Das Urteil dürfte Insolvenzverwalter Kübler sicherlich nicht den Appetit auf den Weihnachtbraten verderben, aber es ist eine herbe juristische Schlappe die Kübler da einstecken muss, und das wird ihm dann wohl sicherlich gar nicht so richtig schmecken. Die Frage die sich aus solchen Urteilen dann letztlich immer stellt, was ist nun zu tun?

Neue Gläubigerversammlung mit Kosten im 6-telligen Bereich? Sicherlich eine mögliche Lösung, aber eines dürfte dann klar sein, das Verfahren wird sich verzögern und die Kosten trägt sicherlich nicht Herr Kübler. Wir fragen dazu  einmal Rechtsanwalt Brambrink aus Bielefeld an, was er denn von dieser OLG Entscheidung hält. Das der obsiegende Rechtsanwalt natürlich dann Interesse an einer  neuen Gläubigerversammlung haben könnte, ist dann nahvollziehbar. Dass er sich selbstverständlich bereit erklären würde, hier dann als gemeinsamer Gläubigervertreter natürlich bereit zu stehen, sicherlich auch.

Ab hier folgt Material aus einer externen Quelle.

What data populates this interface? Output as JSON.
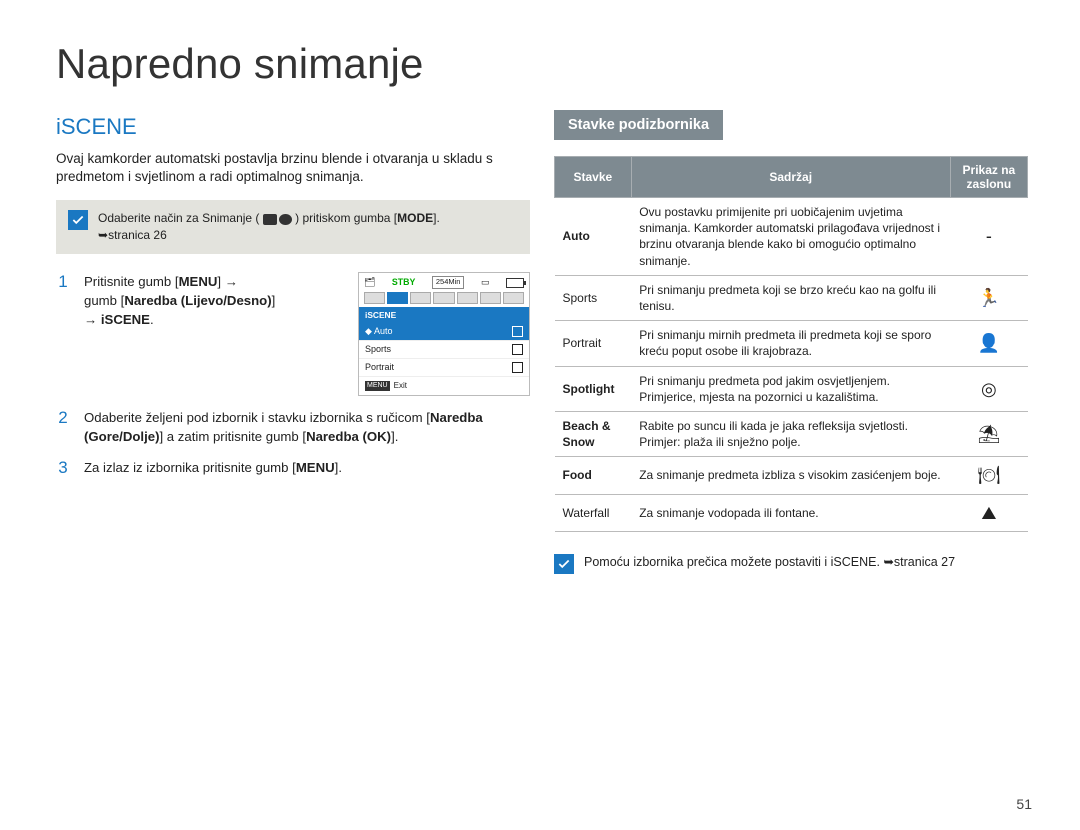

Das Oberlandesgericht Dresden hat in seinem Urteil vom 9.12.2015 dem von Rechtsanwalt Sascha Borowski (Kanzlei Mattil & Kollegen) vertretenen Schuldverschreibungsgläubiger recht gegeben. Es stellte fest, dass der Bestellungsbeschluss eines gemeinsamen Vertreters nichtig ist. Hierzu heißt es dann in der Veröffentlichung der Kanzlei Mattil & Kolegen weiter:

Sowohl die Parteien, als auch das Gericht haben in diesem Verfahren und mit dieser Entscheidung Neuland betreten. Erstmals wurde nach unserem Kenntnisstand der Bestellungsbeschluss eines gemeinsamen Vertreters nach dem Schuldverschreibungsgesetz für nichtig erklärt. Das Gericht hatte sich mit zahlreichen Rechtsfragen auseinanderzusetzen, die bislang nicht – auch nicht höchstrichterlich
geklärt sind.

Die zur Unwirksamkeit/Nichtigkeit führenden Gründe sind auf eine Vielzahl von Parallelfällen übertragbar; tausende Anleger dürften betroffen sein. Die Kanzlei Mattil & Kollegen prüft derzeit die Anfechtbarkeit weiterer Bestellungsbeschlüsse sowie etwaige Amtshaftungsansprüche gegen die Rechtspflegerin des Amtsgerichts Dresden.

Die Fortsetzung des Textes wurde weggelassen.